Musician Nick Cave is no stranger to cinema, having performed in, written scores for, and scripted screenplays for movies which bear his signature brooding trademark. In this fictionalised day in the life rockumentary, Cave offers tantalising glimpses into what it feels like to be a contemporary, living rock icon. And yet ...
And yet. These glimpses are fleeting, dreamlike - flash insights during psychoanalysis, or discussions with former collaborators in his car, surreal and wry subversions of the chats one might have with a cabbie, if the cabbie's guvnor was Martin Scorsese. And if the cabbie was Nick Cave, and the passengers Ray Winstone and Kylie Minogue. You get the picture. The Freudian analogy one might draw from the driver/passenger scenarios is surely something Cave is all too aware of, the revelations which follow falling into a deliberately contrived tableau. Cave co-wrote the film with directors Iain Forsythe and Jane Pollard, so he is playing a game with us: our insights will not compromise him, but feed his mystique. He is the purveyor of a musical, cinematic language which draws us in, but keeps us chasing meaning. His reflections on ideas and the transience of truth as they relate to the artist may come towards the end of the film, but they are laced throughout. They also inspire the audience to take more risks in their own lives. As one of only two people in the cinema on a Monday afternoon, it felt like this was a personal invocation. Again, as his mate Kylie says, isn't that what all performers want their audience to think?! That the message is for them and them alone?! Aargh. He got me.
Anyway. I get ahead of myself. The film opens with an infants wail, feedback, and a succession of images symbolising each and everyone of his titular 20,000 days. We then hear Cave discuss the 'cannibalism' he believes is inherent to creativity, suggestive of a guilt or emotional vampirism which has been at the heart of many a writer's moral anxieties. That his wife Susie only appears in reflections, glimpses and old photographs is an interesting element, echoing his own elusiveness. He remains frustratingly close and yet absent. But, to paraphrase Hannibal's Will Graham, this is his design.
Another presence/absence in the film is the influence of Freud. Who doesn't love to play with the father of psychoanalysis and his theories?! And who better than Cave to do so?! We learn of Cave's father reading extracts from Lolita, his relationship to religion when a junkie, watch him chew the fat with long-time collaborator Warren Ellis, and see him and his band perform. Each scene provides a sense of psychodrama and theatre, lurching from one moment to another without warning and yet with a lucid skein of truth connecting them. If it sounds pretentious, don't fear. The same droll humour present in Cave's music is here, dragging the film away from a risk of navel gazing. One of the funniest moments for me, was watching the bearded, slightly mad-eyed Warren Ellis conducting a choir of French kids during the recording of 'Push the Sky Away'. Superb.

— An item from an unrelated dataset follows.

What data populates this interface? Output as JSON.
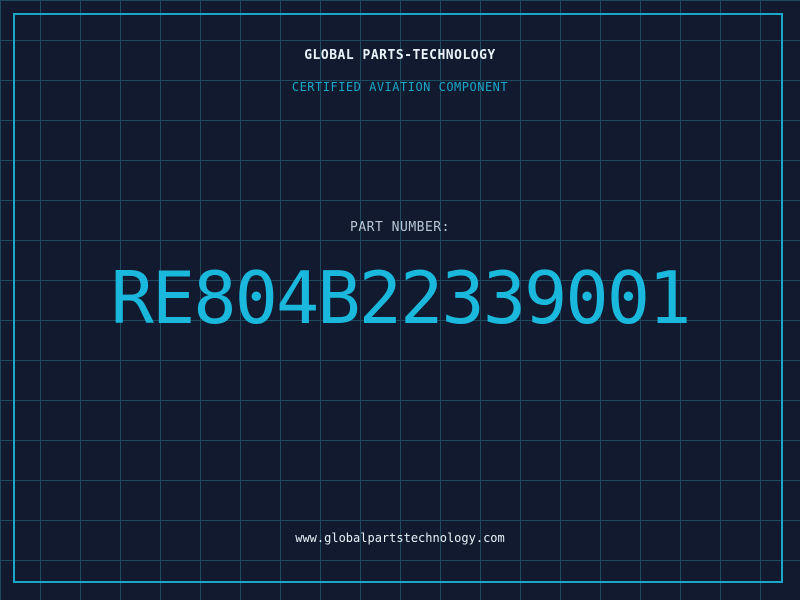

Cave's adopted home of Brighton also features heavily, looking poetic and moody whilst being soundtracked by Cave and Ellis. In this aspect, and its apparent search for a creative truth, the film recalled the recent Pulp documentary for me. Life, Death and Supermarkets also contrived to move away from the pedestrian onstage/talking heads rockumentary format favoured by many bands. In Pulp's case, the film looked outside the musicians and to their hometown for clues about their creative process; with Cave's latest project, we are - apparently - venturing further into the auteur's mind. But this in itself is an artifice - everything is precisely scripted and choreographed. The film's beauty and success owes much to the balance struck between preserving Cave's enigma and still conveying his essence - precisely the 'counterpoint' he mentions which is vital to a song's success. And which again recalls our man Sigmund - we can never truly know the unconscious, and Cave delights in this ambivalence.
There are some moving moments - he admits to fearing memory loss, which he worries would deaden his imaginative designs, and the terror in his eyes is naked. The sense of transformation he speaks of when he performs is portrayed startlingly by the directors in a closing montage of 20 plus years of concert footage, before we see Cave back on Brighton beach, the tide coming in. Again, the symbolism is clear; he is after all, an ageing musician and there is a touch of Prospero to this final scene.
Thankfully though, this is not the end for Cave. Cryptic and mesmerising, with beautiful cinematography, this is a sublime addition to the Cave canon which makes no bones about his compulsion to write and play. What a fascinating and clever man he is and thank goodness we have him.
The rockumentary is dead. Long live the rockumentary.